Lubię Twoje filmy, bardzo merytoryczny i spokojny głos.. Dziwię się że tak mało wyświetleń.. Mój największy problem w szachach to psychologia... Zgarnę jakaś figurę czy dwa pionki i już nie patrze co robi przeciwnik.. Widzę mata w trzech-czterech a sam tracę hetmana w jednym:)
10 หลายเดือนก่อน +1
Dzięki! Widzów może nie mam bardzo wielu, ale za to bardzo fajnych... :) Oczywiście psychologia bardzo ważna sprawa... ale z dobrych wiadomości to jak wiesz gdzie leży problem, to już więcej niż połowa sukcesu, teraz wystarczy go rozwiązać ;)
Podoba mi się ten film i Twój komentarz, w pełni się zgadzam. Chciałbym zapytać jakie źródła polecasz aby móc kolejno uczyć się nowych umiejętności w szachach? Bo jak początek często jest łatwo dostępny, czyli: 1. Nauka ruchów pionkiem 2. Nauka ruchów wieżą ... 17. Atak z odsłony 18. Rentgen 19. Związanie Itp.. Natomiast w dalszej kolejności to już rzadko jest tak fajnie usystematyzowane. Widziałeś może kiedyś takie szersze zestawienie umiejętności? Typow koncowek itp? Tak do wyższego poziomu niż taka V kategoria szachowa... Byłbym niezmiernie wdzięczny za Twoją odpowiedź :) Pozdrawiam!
10 หลายเดือนก่อน
Dzięki! Poruszasz temat, o którym myślę gdzieś tak od roku... :) Takiego "fajnego zestawienia" tych wszystkich tematów wiedzy szachowej brakuje. Nie spotkałem się z czymś takim i dlatego uznałem, że... ja to zrobię :) Notatki porobione już są, kiedyś będę chciał to przełożyć albo na filmiki, albo myślę też o opracowaniach na lichess. Zobaczymy co czas przyniesie. Na razie jako źródła polecam głównie książki, np końcówki są dobrze omówione w 2 książkach Panczenki, mogę też polecić "Program szkolenia szachistów na III, II i I kategorię" autor Goleniszczew. Robiąc sobie notatki na ten temat przeglądałem praktycznie wszystkie książki szachowe jakie posiadam i wypisywałem sobie szachowe tematy. Potem trzeba to jeszcze poukładać poziomem gry i gotowe... Może kiedyś uda mi się coś takiego stworzyć, dam wtedy na pewno znać na "Kanale Szachowym" :) Pozdrowienia!

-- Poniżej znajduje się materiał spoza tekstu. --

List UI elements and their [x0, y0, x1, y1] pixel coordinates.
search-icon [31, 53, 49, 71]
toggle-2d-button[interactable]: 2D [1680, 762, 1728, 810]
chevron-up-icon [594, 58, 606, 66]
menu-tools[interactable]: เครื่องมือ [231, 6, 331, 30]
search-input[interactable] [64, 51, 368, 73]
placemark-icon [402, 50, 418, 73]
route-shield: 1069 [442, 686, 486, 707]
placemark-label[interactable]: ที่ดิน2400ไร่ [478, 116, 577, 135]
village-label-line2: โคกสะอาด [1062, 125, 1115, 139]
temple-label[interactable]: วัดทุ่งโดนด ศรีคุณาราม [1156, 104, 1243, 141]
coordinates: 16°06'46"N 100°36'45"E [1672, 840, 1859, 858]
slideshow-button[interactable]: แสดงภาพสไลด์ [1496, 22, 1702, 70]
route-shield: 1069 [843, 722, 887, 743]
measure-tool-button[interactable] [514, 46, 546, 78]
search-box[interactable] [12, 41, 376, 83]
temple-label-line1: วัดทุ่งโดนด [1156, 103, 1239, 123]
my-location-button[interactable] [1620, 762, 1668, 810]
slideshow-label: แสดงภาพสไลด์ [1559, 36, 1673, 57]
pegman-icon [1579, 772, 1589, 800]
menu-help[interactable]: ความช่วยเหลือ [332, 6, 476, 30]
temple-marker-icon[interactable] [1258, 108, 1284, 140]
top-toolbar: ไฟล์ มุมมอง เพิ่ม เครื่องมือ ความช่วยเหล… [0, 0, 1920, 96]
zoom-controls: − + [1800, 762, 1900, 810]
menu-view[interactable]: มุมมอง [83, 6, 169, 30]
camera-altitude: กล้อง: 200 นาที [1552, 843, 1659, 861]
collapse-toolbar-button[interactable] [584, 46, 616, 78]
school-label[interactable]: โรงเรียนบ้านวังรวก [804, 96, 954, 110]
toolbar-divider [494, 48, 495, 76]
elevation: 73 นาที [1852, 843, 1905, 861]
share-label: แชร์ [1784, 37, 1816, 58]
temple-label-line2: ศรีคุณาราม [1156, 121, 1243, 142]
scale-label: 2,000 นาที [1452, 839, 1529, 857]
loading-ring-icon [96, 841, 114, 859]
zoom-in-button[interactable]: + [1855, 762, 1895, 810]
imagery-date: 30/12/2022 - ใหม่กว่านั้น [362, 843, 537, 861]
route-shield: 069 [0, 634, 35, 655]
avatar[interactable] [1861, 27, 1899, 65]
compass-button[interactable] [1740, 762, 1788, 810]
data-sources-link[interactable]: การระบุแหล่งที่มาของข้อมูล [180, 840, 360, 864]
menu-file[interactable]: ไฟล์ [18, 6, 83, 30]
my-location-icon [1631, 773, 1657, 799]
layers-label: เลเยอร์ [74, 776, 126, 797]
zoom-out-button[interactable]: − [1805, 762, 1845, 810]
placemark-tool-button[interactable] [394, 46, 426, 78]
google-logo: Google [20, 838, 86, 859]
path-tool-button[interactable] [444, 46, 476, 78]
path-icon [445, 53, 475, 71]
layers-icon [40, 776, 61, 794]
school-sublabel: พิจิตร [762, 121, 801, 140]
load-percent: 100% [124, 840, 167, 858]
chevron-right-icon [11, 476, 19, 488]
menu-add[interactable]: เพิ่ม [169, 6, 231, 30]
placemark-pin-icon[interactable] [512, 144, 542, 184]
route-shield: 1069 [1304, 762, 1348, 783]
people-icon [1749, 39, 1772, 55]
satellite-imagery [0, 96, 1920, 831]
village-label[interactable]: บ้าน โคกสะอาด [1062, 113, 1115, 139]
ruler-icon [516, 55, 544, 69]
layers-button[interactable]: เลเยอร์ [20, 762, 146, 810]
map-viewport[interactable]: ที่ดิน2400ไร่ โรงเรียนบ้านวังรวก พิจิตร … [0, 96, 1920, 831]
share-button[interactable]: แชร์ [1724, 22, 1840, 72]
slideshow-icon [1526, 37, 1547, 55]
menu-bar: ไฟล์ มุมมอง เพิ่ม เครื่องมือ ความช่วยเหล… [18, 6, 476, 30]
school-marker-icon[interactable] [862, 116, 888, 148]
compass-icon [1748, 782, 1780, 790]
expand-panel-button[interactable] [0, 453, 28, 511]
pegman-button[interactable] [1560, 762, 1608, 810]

@ Cieszę się, że wspominasz o książkach Goleniszczewa, właśnie zamówiłem te 3 jego części. Natomiast Panczenki nie znałem, chętnie sprawdzę tą pozycję. Pozostaje mi gorąco Cię dopingować w realizacji celu stworzenia takiego zestawienia umiejętności szachowych. To byłoby genialne narzędzie. Mam dla Ciebie pewną podpowiedź / propozycję. Napiszę do Ciebie na lichess, tak będzie lepiej :) 3maj się!
Jaki proponujesz program szachowy do gry z komputerem?
10 หลายเดือนก่อน +1
Oj jest tego mnóstwo... można grać na lichess, mamy do wyboru poziom stockfisha od 1 do 8. Dzieciom pobrałem kiedyś aplikację Play Magnus i też sam grałem :) Ogólnie jak pokonasz jakiś poziom do idziesz na wyższy, a jak przegrasz to kolejna partia z niższym poziomem, w ten sposób masz odpowiedniego przeciwnika, tak to testowaliśmy w domu :)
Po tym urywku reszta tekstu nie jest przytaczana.